Figure: Neuromuscular transmission.

Figure: Neuromuscular transmission.

When a nerve impulse reaches the end of the nerve (the nerve terminal), substantial amounts of the neurotransmitter acetylcholine is released. The neurotransmitter then diffuses over the synaptic cleft (a 0.05 mm gap between the nerve and muscle cell), and binds to acetylcholine receptors on the muscle. The acetylcholine receptor consists of five different subunits (2 α, 1 ß, 1 ð and 1 ε subunit), arranged as a pore channel through which positively charged ions can flow. Acetylcholine receptors are found on the surface of the muscle fibre, in an area known as the motor end plate. When an acetylcholine molecule binds to an acetylcholine receptor the ion channel of the receptor opens, permitting passage of positively charged ions. As a result the electrical membrane potential, i.e. the difference in voltage between the interior and exterior of the muscle fibre, falls (depolarisation). When a sufficient number of acetylcholine receptors have bound acetylcholine, depolarisation reaches a critical threshold (the threshold potential). This triggers an electric signal (a nerve impulse) that sweeps down the muscle fibre and causes muscle fibre contraction. Between each impulse an enzyme known as acetylcholinesterase degrades acetylcholine in the synaptic cleft, and the electrical membrane potential returns to its resting phase.
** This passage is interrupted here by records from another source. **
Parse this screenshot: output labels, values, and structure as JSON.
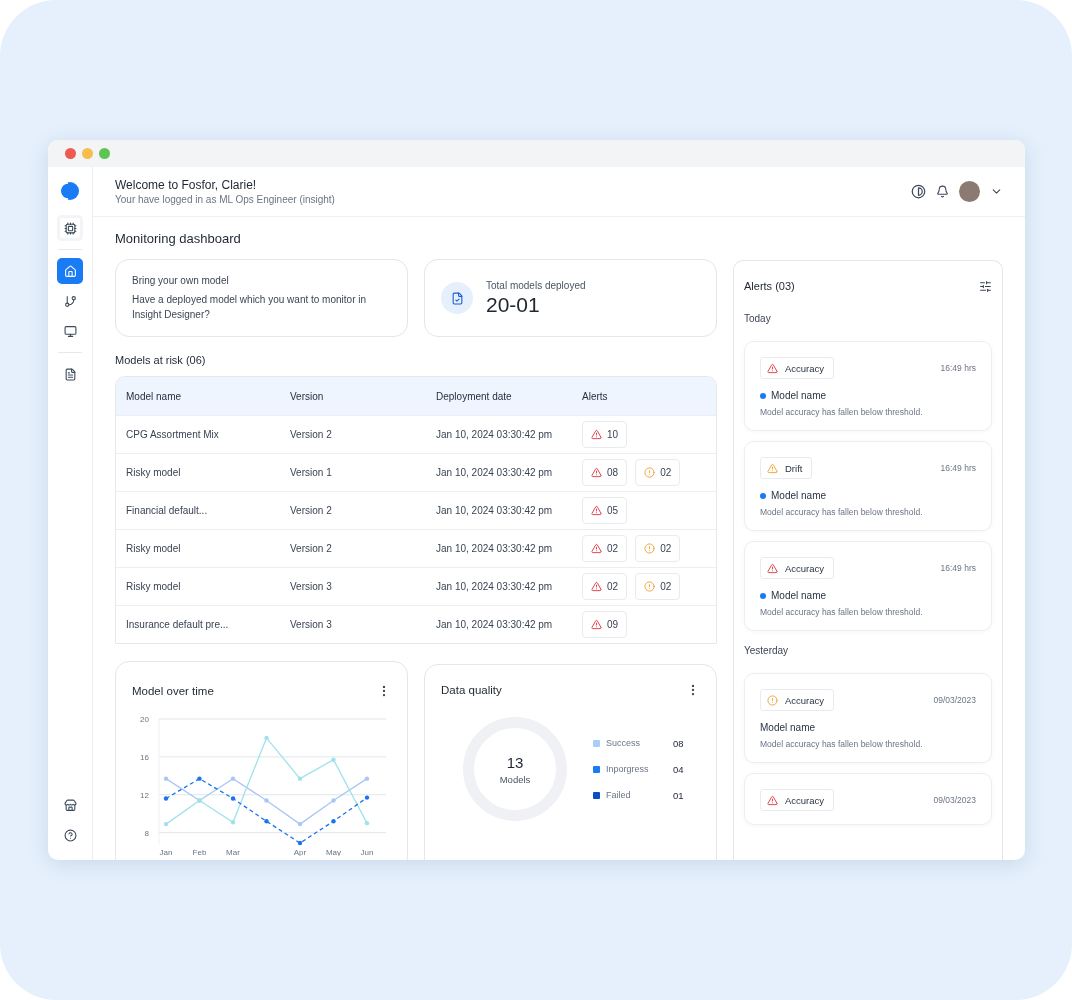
{
  "header": {
    "title": "Welcome to Fosfor, Clarie!",
    "subtitle": "Your have logged in as ML Ops Engineer (insight)"
  },
  "sidebar": {
    "groups": [
      [
        {
          "kind": "chip",
          "selected": false
        }
      ],
      [
        {
          "kind": "home",
          "selected": true
        },
        {
          "kind": "branch",
          "selected": false
        },
        {
          "kind": "monitor",
          "selected": false
        }
      ],
      [
        {
          "kind": "document",
          "selected": false
        }
      ]
    ],
    "bottom_items": [
      {
        "kind": "store",
        "selected": false
      },
      {
        "kind": "help",
        "selected": false
      }
    ]
  },
  "page_title": "Monitoring dashboard",
  "byom_card": {
    "title": "Bring your own model",
    "text": "Have a deployed model which you want to monitor in Insight Designer?"
  },
  "total_card": {
    "label": "Total models deployed",
    "value": "20-01"
  },
  "models_at_risk": {
    "title": "Models at risk (06)",
    "columns": [
      "Model name",
      "Version",
      "Deployment date",
      "Alerts"
    ],
    "rows": [
      {
        "cells": [
          "CPG Assortment Mix",
          "Version 2",
          "Jan 10, 2024 03:30:42 pm"
        ],
        "alerts": [
          {
            "kind": "critical",
            "count": "10"
          }
        ]
      },
      {
        "cells": [
          "Risky model",
          "Version 1",
          "Jan 10, 2024 03:30:42 pm"
        ],
        "alerts": [
          {
            "kind": "critical",
            "count": "08"
          },
          {
            "kind": "warning",
            "count": "02"
          }
        ]
      },
      {
        "cells": [
          "Financial default...",
          "Version 2",
          "Jan 10, 2024 03:30:42 pm"
        ],
        "alerts": [
          {
            "kind": "critical",
            "count": "05"
          }
        ]
      },
      {
        "cells": [
          "Risky model",
          "Version 2",
          "Jan 10, 2024 03:30:42 pm"
        ],
        "alerts": [
          {
            "kind": "critical",
            "count": "02"
          },
          {
            "kind": "warning",
            "count": "02"
          }
        ]
      },
      {
        "cells": [
          "Risky model",
          "Version 3",
          "Jan 10, 2024 03:30:42 pm"
        ],
        "alerts": [
          {
            "kind": "critical",
            "count": "02"
          },
          {
            "kind": "warning",
            "count": "02"
          }
        ]
      },
      {
        "cells": [
          "Insurance default pre...",
          "Version 3",
          "Jan 10, 2024 03:30:42 pm"
        ],
        "alerts": [
          {
            "kind": "critical",
            "count": "09"
          }
        ]
      }
    ]
  },
  "model_over_time": {
    "title": "Model over time",
    "chart_data": {
      "type": "line",
      "categories": [
        "Jan",
        "Feb",
        "Mar",
        null,
        "Apr",
        "May",
        "Jun"
      ],
      "yticks": [
        8,
        12,
        16,
        20
      ],
      "ylim": [
        6.8,
        20
      ],
      "grid": true,
      "series": [
        {
          "color": "#a9c6f6",
          "values": [
            13.7,
            11.4,
            13.7,
            11.4,
            8.9,
            11.4,
            13.7
          ]
        },
        {
          "color": "#9fe2ea",
          "values": [
            8.9,
            11.4,
            9.1,
            18,
            13.7,
            15.7,
            9
          ]
        },
        {
          "color": "#1a73f0",
          "line_style": "dashed",
          "values": [
            11.6,
            13.7,
            11.6,
            9.2,
            6.9,
            9.2,
            11.7
          ]
        }
      ]
    }
  },
  "data_quality": {
    "title": "Data quality",
    "total": "13",
    "unit": "Models",
    "legend": [
      {
        "label": "Success",
        "value": "08",
        "color": "#a9cdf9"
      },
      {
        "label": "Inporgress",
        "value": "04",
        "color": "#1a7cf5"
      },
      {
        "label": "Failed",
        "value": "01",
        "color": "#0a4fc4"
      }
    ]
  },
  "alerts": {
    "title": "Alerts (03)",
    "groups": [
      {
        "label": "Today",
        "items": [
          {
            "kind": "critical",
            "tag": "Accuracy",
            "time": "16:49 hrs",
            "model": "Model name",
            "unread": true,
            "message": "Model accuracy has fallen below threshold."
          },
          {
            "kind": "drift",
            "tag": "Drift",
            "time": "16:49 hrs",
            "model": "Model name",
            "unread": true,
            "message": "Model accuracy has fallen below threshold."
          },
          {
            "kind": "critical",
            "tag": "Accuracy",
            "time": "16:49 hrs",
            "model": "Model name",
            "unread": true,
            "message": "Model accuracy has fallen below threshold."
          }
        ]
      },
      {
        "label": "Yesterday",
        "items": [
          {
            "kind": "warning",
            "tag": "Accuracy",
            "time": "09/03/2023",
            "model": "Model name",
            "unread": false,
            "message": "Model accuracy has fallen below threshold."
          },
          {
            "kind": "critical",
            "tag": "Accuracy",
            "time": "09/03/2023"
          }
        ]
      }
    ]
  }
}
Figure: Neuromuscular transmission.

Presynaptic defect

The CHAT gene, located on chromosome 10 (10q11.2), codes for the enzyme choline acetyltransferase, an essential component in the production of the neurotransmitter acetylcholine. A mutation in this gene results in acetylcholine deficiency in the presynaptic nerve terminals, which in turn causes congenital myasthenia with episodic apnoea.

Synaptic defect

The COLQ-gene (collagenic tail subunit of the acetylcholinesterase) codes for the enzyme acetylcholinesterase, specifically the connective tissue (collagen) tail which binds the enzyme to the motor end plate. Acetylcholinesterase deficiency in the motor end plate inhibits acetylcholine degradation in the synaptic space. This causes over-stimulation of the end plate and the nerve impulse is blocked.

Postsynaptic defects

The most common cause of a postsynaptic defect is a mutation in one of the genes CHRNA1, CHRNB1, CHRND and CHRNE. Each of these genes regulates the production of one of the acetylcholine receptor subunits α, ß, ð and ε. Different gene mutations result in different receptor defects: prolonged ion channel opening (slow channel syndrome), shortened ion channel opening (fast channel syndrome), or acetylcholine receptor deficiency.

Other defects

Researchers have recently identified several mutations in genes coding for proteins that are necessary to maintain normal synapse structure. One example is a mutation in the RAPSN gene that codes for rapsyn, a protein required for clustering acetylcholine receptors in the motor end plate. DOK7 is another gene that affects clustering of the receptors. This gene in turn activates MUSK, a gene that codes for the muscle-specific receptor tyrosine kinase. Congenital myasthenia can also be caused by a number of mutations in the skeletal muscle sodium channel gene, SCN4A, all affecting the inflow of sodium ions.

Heredity

The inheritance pattern of congenital myasthenic syndromes is usually autosomal recessive. This means that both parents are healthy carriers of a mutated gene. When two healthy carriers have a child, there is a 25 per cent risk that the child will inherit the mutated genes (one from each parent) in which case he or she will have the disease. In 50 per cent of cases the child inherits only one mutated gene (from one parent only) and like both parents, will be a healthy carrier of the mutated gene. In 25 per cent of cases the child will not have the disease and will not be a carrier of the mutated gene.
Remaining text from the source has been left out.